Turkey’s state-run housing authority has halted construction of a development project in the central province of Nevşehir following what some are calling the biggest archaeological discovery of the year. Excavations have unearthed a massive underground city in the area, one said to date back 5,000 years.
The discovery – one of the biggest in a year that has seen many massive archaeological finds – apparently came entirely by accident, according to Hurriyet Daily News. Construction workers had already demolished some 1,5000 buildings in the area, only discovering the underground city when they began moving large portions of earth in order to lay the foundations for new buildings. Once they discovered what lay beneath the surface, Turkish officials quickly put a halt to construction efforts in the area.
“It is not a known underground city,” said Mehmet Ergün Turan, head of Turkey’s Housing Development Administration’s (TOKI) urban transformation project. “Tunnel passages of seven kilometers are being discussed. We stopped the construction we were planning to do on these areas when an underground city was discovered.”
The halting of construction will not come cheap. Turan says that TOKI has already pumped 90 million Turkish Liras – nearly $40 million – into the project. Turkey is ready to absorb the loss in light of the archaeological find.

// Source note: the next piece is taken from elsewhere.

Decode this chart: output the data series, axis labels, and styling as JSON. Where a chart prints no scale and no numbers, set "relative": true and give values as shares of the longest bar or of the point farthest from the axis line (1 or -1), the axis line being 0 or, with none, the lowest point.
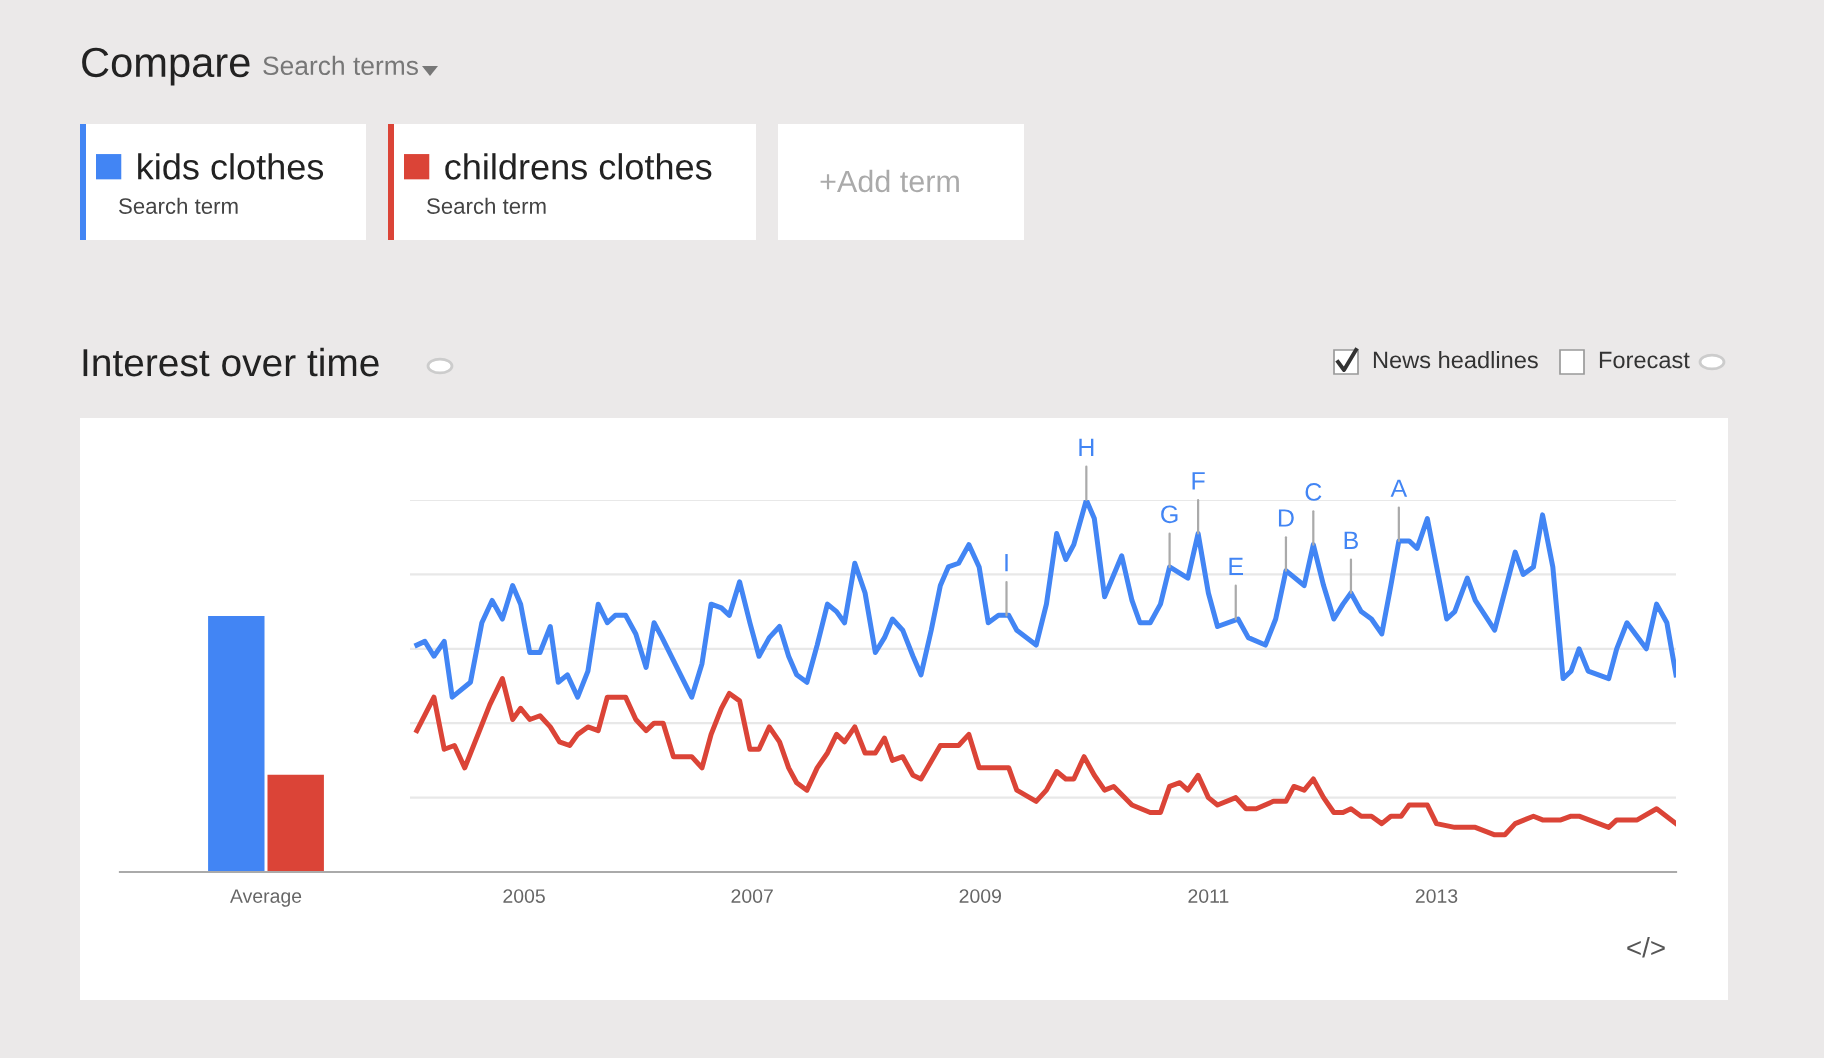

That’s because the find appears to be nearly unmatched in both its scale and its age. Experts believe that the underground city dates back 5,000 years, to the time of the Hittites. The seven-kilometer tunnel that was discovered connects to other underground living spaces in the area, covering an area of bout 800,000 square meters.
Inside, the underground city contains churches, galleries, and other structures. It is also said to contain wine cellars, facilities for food storage, schools, and livestock stalls. Some reports hold that certain underground housing units contained what may be human skeletal remains.
Underground facilities like the one discovered in Nevşehir date back thousands of years, but they are believed to have been used most frequently during the Byzantine period. During that time, frequent invasions would have forced locals to hide in the underground tunnel system.
Officials believe that the discovery will prove an unequivocal boon for the region, almost certainly boosting tourism in the area. Big plans are already underway to help the region capitalize on the find.
“We are now working to make it open for visitors,” said Nevşehir Mayor Hasan Ünver. “We will build walking platforms inside and a large park will be built on the surface.”